In my first college marketing class, I was introduced to E. Jerome McCarthy’s “Four P’s” of marketing: product, price, place and promotion. I have often used them to explain the breadth of marketing as it applies to the legal profession. Three of these components are easy:
- Product: Things like hiring the right people, the range of services you offer, your tangible output (e.g., documents) and process management.
- Price: How you charge for your services, such as hourly rates, flat fees, retainers and contingency fees.
- Promotion: Advertising, social media, public relations, seminars, webinars and alerts, for example.
The other P, “place,” has always been the trickiest because it represents distribution channels. For actual products, this is easy to follow: A piece of furniture comes off the manufacturing line, goes to a warehouse, gets delivered to a store and ultimately arrives at your home. But how does the distribution function relate to legal services? It can include anything from the geographic scope of your practice and the firm’s office locations to the technology you use to communicate or transmit documents — in other words, anything involved in delivering your services to clients.
For years, “place” was the largely forgotten “P” in law firm marketing. But no more.
Delivering Your Legal Services
On a tactical level, service delivery may be the best way to affect the client experience. It involves interacting, exchanging information and communicating with clients. The following actions will improve your service delivery and quite possibly the way clients feel about you.
Getting Started with a Client
You know what they say … you never get a second chance to make a first impression. Here are some ways to make sure clients come away with a positive experience after their initial contact with you.
- Make yourself easy to work with. Send a map to your office and explain where to park. Provide information on members of the team who will be working with the client, and offer your assistant’s name and contact information. Provide your cellphone number.
- Prepare for the first meeting. Confirm the details in advance. Prepare an agenda for the meeting. Create a list of assumptions to review with the client based on your experience or their communications with you.

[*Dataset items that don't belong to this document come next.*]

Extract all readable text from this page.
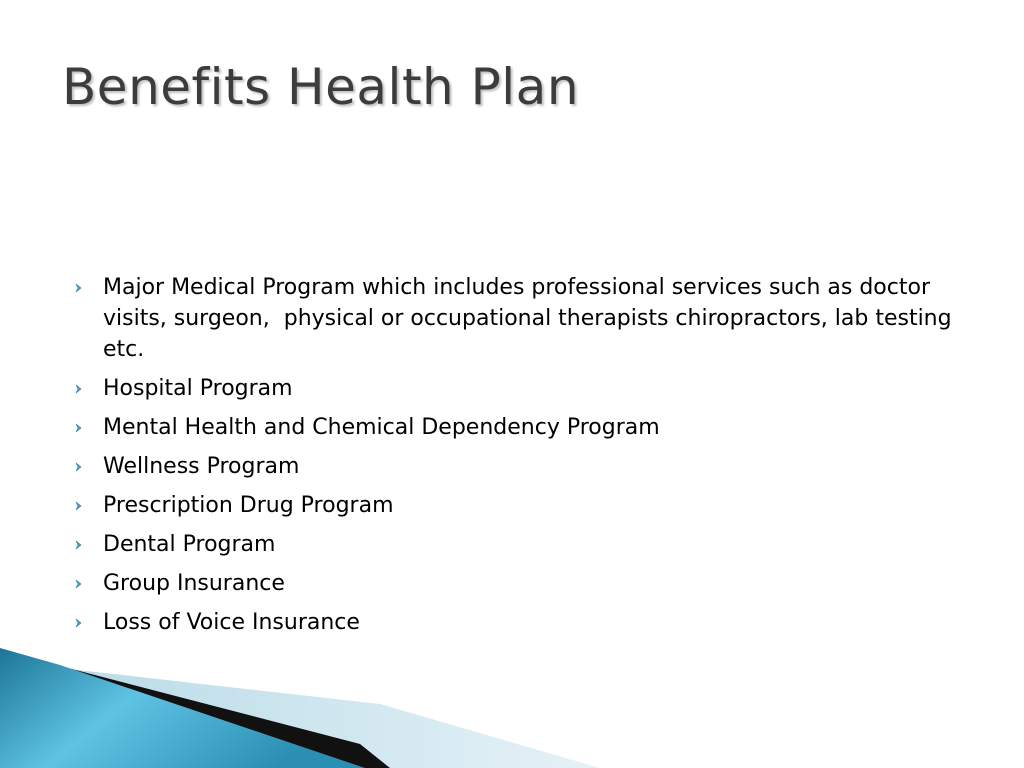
Benefits Health Plan
Major Medical Program which includes professional services such as doctor visits, surgeon,  physical or occupational therapists chiropractors, lab testing etc.
Hospital Program
Mental Health and Chemical Dependency Program
Wellness Program
Prescription Drug Program
Dental Program
Group Insurance
Loss of Voice Insurance
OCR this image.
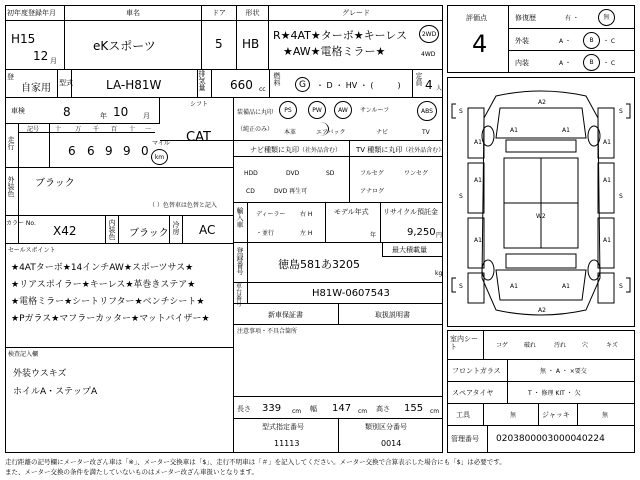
初年度登録年月
H15
12 月
車名
eKスポーツ
ドア
5
形状
HB
グレード
R★4AT★ターボ★キーレス
★AW★電格ミラー★
2WD
4WD
登
自家用 型式	LA-H81W	排気量	660 cc
燃料 G ・ D ・ HV ・ (　　　) 定員 4 人
車検	8	年 10 月
シフト
CAT
走行
記号	十 万 千 百 十 一
6 6 9 9 0
マイル
km
外装色	ブラック
（ ）色替車は色替と記入
カラー No.
X42	内装色	ブラック 冷房 AC
セールスポイント
★4ATターボ★14インチAW★スポーツサス★
★リアスポイラー★キーレス★革巻きステア★
★電格ミラー★シートリフター★ベンチシート★
★Pガラス★マフラーカッター★マットバイザー★
検査記入欄
外装ウスキズ
ホイルA・ステップA
装備品に丸印
（純正のみ）
PS	PW	AW サンルーフ	ABS
本革	エアバック	ナビ	TV
ナビ種類に丸印（社外品含む）
HDD	DVD	SD
CD	DVD 再生可
TV 種類に丸印（社外品含む）
フルセグ	ワンセグ
アナログ
輸入車	ディーラー
・並行
右 H
左 H
モデル年式
年
リサイクル預託金
9,250 円
登録番号	徳島581あ3205
最大積載量
kg
車台番号
H81W-0607543
新車保証書	取扱説明書
注意事項・不具合箇所
長さ 339 cm 幅 147 cm 高さ 155 cm
型式指定番号
11113
類別区分番号
0014
評価点
4
修復歴	有 ・	無
外装	A ・	B ・ C
内装	A ・	B ・ C
S	S
S	S
S	S
A2
A1	A1
A1	A1
A1	A1
W2
A1	A1
A1	A1
A2
室内シート	コゲ	破れ	汚れ	穴	キズ
フロントガラス	無 ・ A ・ ×要交
スペアタイヤ	T ・ 修理 KIT ・ 欠
工具	無	ジャッキ	無
管理番号	0203800003000040224
走行距離の記号欄にメーター改ざん車は「※」、メーター交換車は「$」、走行不明車は「＃」を記入してください。メーター交換で合算表示した場合にも「$」は必要です。
また、メーター交換の条件を満たしていないものはメーター改ざん車扱いとなります。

- Make your services understandable. Use charts, diagrams, process maps or other tools to explain what the client will go through, whether it’s a divorce, a trademark application, a deposition or an acquisition.
- Review the client’s preferences. What technology is used? How detailed should the invoices be? How often is a status report desired? What are good times of the day to meet or talk? How involved should the client’s assistant be? Does the client like Excel or Word, a call or an email? Identifying preferences in advance will help you avoid service delivery missteps along the way.
Meeting with Clients
The impression you make when you are face-to-face with clients will have a huge impact on their perceptions of your service and value.
- Be aware of your behavior. Exhibit good listening skills. Take notes; make good eye contact; nod and acknowledge what the client said; demonstrate open body language.
- Go on-site. Meet at the client’s premises, not at your office. While you’re there, take a tour, ask questions and meet additional people. See how the office operates, and take in the culture of the client.
- Hand-deliver documents. If there is a particularly good piece of news or complicated document, take the time to bring it by yourself for a signature, explanation or delivery.
- Let the client witness your skills firsthand. Invite a client to watch an argument or a video of your opening statement, for example.
Communicating with Clients
It’s hard to overcommunicate with clients. Frequent client complaints often involve a lack of contact. Try these tactics.
- Have continual status reporting and communications. There should be no surprises. If a meeting to discuss an acquisition may need to be rescheduled, let the client know in advance. Be sure clients see copies of materials (e.g., a deposition summary) before they get billed for them. Set up regular check-in calls or meetings with your most important clients to discuss work in progress or the pipeline of projects.
- Customize your communication forms and formats. If it’s a contractor, present your updates in a Gantt chart. If it’s a real estate developer, separate your legal fees by the project. For all clients, employ the preferred invoice format, frequency and level of detail.
- Use their preferred technology. Some clients will ask you to submit your invoices electronically; some will benefit from a shared site or extranet; some will tell you they are “texters” not “emailers.” Listen and comply.
- Be responsive and accessible. Give good clients your cell phone number. Be available when they need you. And work with your assistant to better manage the client experience.
- Speak in their language. Present information in plain English. Make your recommendations understandable. Use clients’ acronyms, terminology and shorthand. (In order to do this, you will need to know their business and industry.)
Over the years, I have seen the emphasis in marketing strategy shift between the four marketing components, and much of the conversation now is on pricing. However, I believe if clients are complaining about “price,” it’s often because they are disappointed by “place” — the service delivery.
Are you delivering your services in a way that will make clients delighted by the experience?